HALIFAX -- New Brunswick reported three new cases of COVID-19 on Wednesday. Eleven previously identified cases are now considered recovered, bringing the active number of cases in the province to 47.

One of the new cases involves an individual in their 70s from the Campbellton region (Zone 5). That case is under investigation and the individual is self-isolating.

The other two cases involve individuals in their 20s from the Fredericton region (Zone 3). Those cases are related to international travel and are self-isolating.

The number of confirmed cases in New Brunswick is 337 and 284 cases are considered recovered. There have been six deaths in the province.

Four patients are hospitalized, with none in an intensive care unit.

As of Tuesday, 100,509 COVID-19 tests had been conducted in the province.

Over the weekend, more than 2,400 asymptomatic people in Zone 5 were tested and the results will be ready soon.

Results from the remaining 500 COVID tests from last weekend's mass testing clinics are back and they are all negative.

Zone 5 remains in the Orange phase of recovery, but needs a return to yellow if businesses are hoping to be open in time for the important winter tourism season.

"Being a border town, we do get have border clientele as we would call it and we have a lot from Nova Scotia," said Campbellton Mayor Stephanie Anglehart Paulin.
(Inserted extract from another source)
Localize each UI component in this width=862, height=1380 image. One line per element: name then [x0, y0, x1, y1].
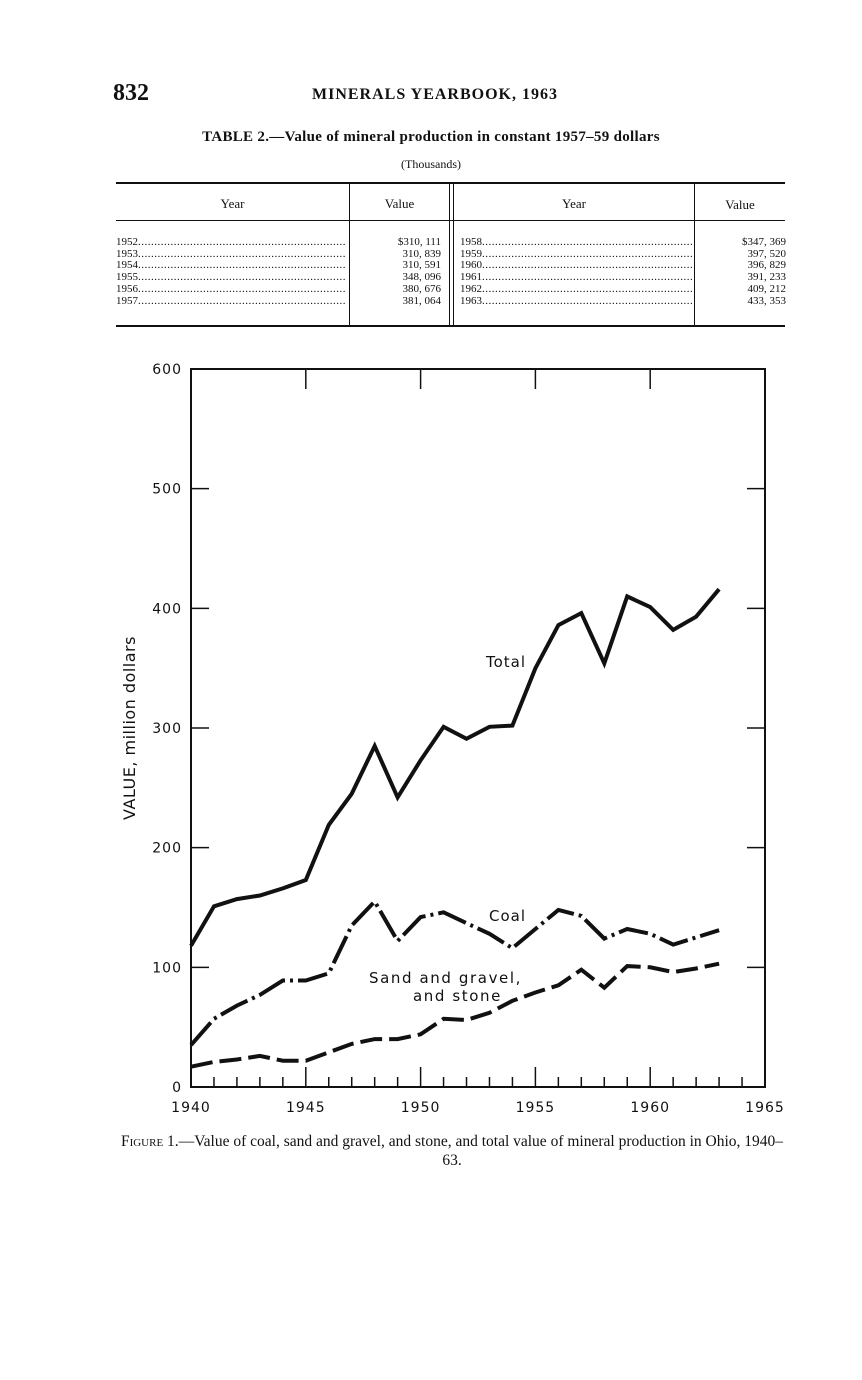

The number of cases are broken down by New Brunswick’s seven health zones:

  • Zone 1 – Moncton region: 93 confirmed cases (9 active cases)
  • Zone 2 – Saint John region: 32 confirmed cases
  • Zone 3 – Fredericton region: 65 confirmed cases (5 active cases)
  • Zone 4 – Edmundston region: 8 confirmed cases
  • Zone 5 – Campbellton region: 133 confirmed cases (33 active cases)
  • Zone 6 – Bathurst region: 3 confirmed cases
  • Zone 7 – Miramichi region: 3 confirmed cases


The Campbellton region (Zone 5) remains in the Orange level of recovery with an additional restriction to limit the spread of COVID-19 in the region.

The province recommends that residents limit their contact to a single household bubble plus a formal or informal caregiver or member of their immediate family (a parent, child, sibling or grandparent).

Residents in Zone 5 can celebrate Halloween only within their household bubble. Door-to-door collecting, passing out treats, and parties outside of their household bubbles are not permitted.


Residents in regions at the Yellow level can celebrate Halloween with door-to-door trick-or-treating, provided the following guidelines from public health are followed:

  • if children go door-to-door, they should avoid contact with anyone in their bubble who is at higher risk for several days following Halloween;
  • informal indoor and outdoor celebrations are permitted with a maximum of 50 people, but a list of participants must be maintained
  • any business, organization or group that plans an event, including malls, are required to have an operational plan for any Halloween activities, must keep a list of participants, and must ensure the use of masks in public spaces and ensure that physical distancing is practised.


A return to Yellow for the Moncton region wasn’t enough to save the 53rd edition of the Santa Claus parade.

"We thought we had a great plan and we were really excited to move it forward but in the end, with a second wave hitting New Brunswick a little bit it kind of really takes things backwards, said obert Gallant of the parade committee.  

Organizers say they are planning for the parade to return next year.


New Brunswick's online dashboard includes information about vehicle traffic attempting to enter the province.

On Tuesday, 1,599 personal and 1,525 commercial vehicles attempted to cross the border into the province.

Of the vehicles attempting to cross the border, 26 were refused entry, for a refusal rate of 0.8 per cent.